"日本国国防軍" -終わりなき戦い- 国際治安支援部隊 ISAF 作:Veruhu
状況が開始したら真面目に書きますので、ご了承いただければ幸いです。
「隊員が死傷した際、どうするか?」
小隊長は問うた。
「はい! 状況に応じ、どのタイミングで救出に入るかを決心し、適切な第一線救護を実施して、衛生員を要請するか、小隊本部まで後送するか、メディバックを要請します」
俺がそう答えると、小隊長は頷いた。
「よろしい。後は前日の作戦命令通りだ。分からない点、あるならばしっかりとこの場で質問せよ。質問!」
一時の空白が生まれたが、やがて俺を含む分隊長等は口を開いた。
『無し!』
「了解。お前たちを信じよう。戦闘指導終わり! では続いて時刻を規制する。現在時、小隊長の時計で0733。0734まで残り30秒」
分隊長等は腕時計を調節し、0734にセットする。そして小隊長の号令が掛かり次第、カチッと時計のネジを押し込んで、時計を動作させるのである。
「5秒前、4、3、2、1、今!」
『完了!』
これで0734に時刻規制が完了したことになる。小隊長及び分隊長等の時計はほとんどズレてはおらず、時刻を使用した部隊の詳細な指揮が、これで可能となった訳だ。
「では各分隊長は0750迄に命令下達及び戦闘指導を完了し、同時刻の連絡通に備えよ。その後、連絡通が問題無く完了すれば、当初の予定通り0755に状況を開始するものとする。周波数を忘れた奴はおらんな? ……よし、以上! 別れて爾後の行動、別れ!」
『別れます!』
俺を含む各分隊長は敬礼をし、その後解散して自分の分隊の下へ向かった。俺は第三分隊の前に再度立つと、号令を下した。
「命令を下達する! 密集円陣!」
『密集円陣!』
分隊員等は復命復唱しながら、迅速に円陣を組んで行く。
「よし、全員
俺は円陣が組めたのを確認すると、号令を下し全員に折を敷かせた。そして地図を取り出し、円陣の中央に配置する。
「全員くどいと思っているかもしれないが、再度作戦を確認するぞ」
俺は真面目な表情を崩さず、俺と地図とを交互に見分ける分隊員等に告げた。
「命令! 敵情及び我の状況について、変化無し! これより我、第三分隊を含む情報小隊は攻撃発起位置、つまり現駐屯地をオスプレイにて出動し、LZ 12まで移動を実施する。降着後オスプレイから下車、展開し、我々第三分隊は第二分隊と協同して直ちにRLY 7まで前進を実施する。

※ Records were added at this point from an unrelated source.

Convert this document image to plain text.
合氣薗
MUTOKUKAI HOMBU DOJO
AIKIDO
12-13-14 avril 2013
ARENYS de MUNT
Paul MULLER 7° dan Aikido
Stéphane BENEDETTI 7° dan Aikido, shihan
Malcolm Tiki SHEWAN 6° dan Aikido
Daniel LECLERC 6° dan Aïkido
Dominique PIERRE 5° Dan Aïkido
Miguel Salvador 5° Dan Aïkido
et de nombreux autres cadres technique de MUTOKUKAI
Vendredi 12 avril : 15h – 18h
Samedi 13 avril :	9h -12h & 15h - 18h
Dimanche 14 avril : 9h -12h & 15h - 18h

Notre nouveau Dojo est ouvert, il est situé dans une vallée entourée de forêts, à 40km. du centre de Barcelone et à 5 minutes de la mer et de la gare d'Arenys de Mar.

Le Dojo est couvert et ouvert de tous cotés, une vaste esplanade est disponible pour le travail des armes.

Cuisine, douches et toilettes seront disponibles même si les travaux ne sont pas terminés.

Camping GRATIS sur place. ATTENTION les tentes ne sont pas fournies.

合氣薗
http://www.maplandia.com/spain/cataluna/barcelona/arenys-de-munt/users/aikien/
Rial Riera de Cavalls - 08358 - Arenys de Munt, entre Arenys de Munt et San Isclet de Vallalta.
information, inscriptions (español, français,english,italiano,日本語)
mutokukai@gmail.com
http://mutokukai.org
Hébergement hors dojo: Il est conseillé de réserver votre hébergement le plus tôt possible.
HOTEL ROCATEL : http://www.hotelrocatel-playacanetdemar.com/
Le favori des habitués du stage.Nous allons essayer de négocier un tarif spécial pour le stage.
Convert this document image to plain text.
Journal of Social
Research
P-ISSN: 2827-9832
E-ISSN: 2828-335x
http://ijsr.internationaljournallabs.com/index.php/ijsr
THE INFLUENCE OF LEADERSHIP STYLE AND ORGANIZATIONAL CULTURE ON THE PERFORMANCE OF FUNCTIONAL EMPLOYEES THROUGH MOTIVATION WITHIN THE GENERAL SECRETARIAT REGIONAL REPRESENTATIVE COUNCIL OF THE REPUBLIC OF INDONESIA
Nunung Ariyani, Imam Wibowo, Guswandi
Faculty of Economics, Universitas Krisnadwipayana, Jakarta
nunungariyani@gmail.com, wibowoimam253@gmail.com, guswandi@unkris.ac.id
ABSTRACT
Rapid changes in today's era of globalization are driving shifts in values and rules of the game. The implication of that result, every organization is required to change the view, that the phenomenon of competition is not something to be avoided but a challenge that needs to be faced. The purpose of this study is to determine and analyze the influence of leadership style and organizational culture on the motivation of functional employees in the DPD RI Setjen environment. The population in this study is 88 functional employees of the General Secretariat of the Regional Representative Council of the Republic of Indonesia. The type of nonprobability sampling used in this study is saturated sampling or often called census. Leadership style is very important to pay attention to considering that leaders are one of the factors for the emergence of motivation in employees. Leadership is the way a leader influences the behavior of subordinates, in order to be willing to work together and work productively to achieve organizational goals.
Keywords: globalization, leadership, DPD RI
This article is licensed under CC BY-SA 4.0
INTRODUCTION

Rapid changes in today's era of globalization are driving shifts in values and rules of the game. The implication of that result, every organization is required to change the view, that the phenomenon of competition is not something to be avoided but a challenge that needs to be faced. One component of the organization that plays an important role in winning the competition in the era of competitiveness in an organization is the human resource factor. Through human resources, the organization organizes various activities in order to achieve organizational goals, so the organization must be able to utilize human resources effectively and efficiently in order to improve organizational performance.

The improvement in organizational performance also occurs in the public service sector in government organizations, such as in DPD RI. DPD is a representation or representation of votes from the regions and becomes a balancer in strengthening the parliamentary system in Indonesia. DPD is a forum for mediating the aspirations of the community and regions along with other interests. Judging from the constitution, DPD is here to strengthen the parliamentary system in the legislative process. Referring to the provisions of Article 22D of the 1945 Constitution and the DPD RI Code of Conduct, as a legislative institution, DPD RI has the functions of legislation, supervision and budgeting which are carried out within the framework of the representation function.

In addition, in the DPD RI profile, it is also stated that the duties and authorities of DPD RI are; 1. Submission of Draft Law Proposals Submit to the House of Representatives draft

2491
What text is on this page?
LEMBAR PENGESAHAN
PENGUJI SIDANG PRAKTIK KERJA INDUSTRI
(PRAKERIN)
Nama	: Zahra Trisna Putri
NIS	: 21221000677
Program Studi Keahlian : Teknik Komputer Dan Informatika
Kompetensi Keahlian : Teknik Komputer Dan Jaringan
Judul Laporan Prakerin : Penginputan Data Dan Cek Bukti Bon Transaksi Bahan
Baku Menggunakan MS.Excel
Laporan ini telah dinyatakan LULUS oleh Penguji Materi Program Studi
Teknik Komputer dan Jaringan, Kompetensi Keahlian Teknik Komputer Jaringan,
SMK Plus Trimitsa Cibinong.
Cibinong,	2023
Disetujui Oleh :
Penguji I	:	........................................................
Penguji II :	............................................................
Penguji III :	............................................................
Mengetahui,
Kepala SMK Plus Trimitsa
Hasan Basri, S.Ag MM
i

……RLY 7に到着後、この施設、と言っても土で出来た建物だが、これの検索を行う。敵が中で待ち伏せして居ないという確証はないから、気を抜かずに検索しろ。またRLY 7まで向かう際の前進速度は駆け足である。遮蔽のほとんどない平野を移動する訳だから、全員立ち止まるなよ。
またRLY 7まで前進する際は各班、傘型隊形を基準とせよ。と言っても駆け足で必死なわけだから、そこまで形にこだわらずとも良い。あくまでも基準とするんだ、無理そうならば縦隊でも構わん。
また前進順序は当初の予定通り、Alpha、Sierra、Bravoである。他の分隊に紛れて迷子にならんよう、注意しろ。
そしてRLY 7が当初の予定通り検索完了すればその後OBJ KILOまで順次前進を開始するものとする。俺たちが前進するのは、Axis MIEだぞ? 絶対に間違うな。
……以上だ! 質問!」
『無し!』
分隊員等は即座に返答を返した。よくよく把握しているという証拠だろう。だが俺は気を緩めてはならないと自分に言い聞かせ、戦闘指導に入る。
「了解! 命令の下達終わり! 続いて戦闘指導を実施する! 黒木二曹!」
「はい黒木二曹!」
第一小銃班班長、黒木二等陸曹が呼応した。
「LDの要求通過時刻は何時何分か!」
「0900時であります!」
「よろしい。続いて谷口二曹!」
「はい谷口二曹!」
第二小銃班班長、谷口二等陸曹が呼応する。
「LDに同時設置されたPLの名称は何か!」
「”竹”であります!」
「よろしい! では続いて朽木三曹!」
「はい朽木三曹!」
第三機関銃班班長、朽木三等陸曹が呼応する。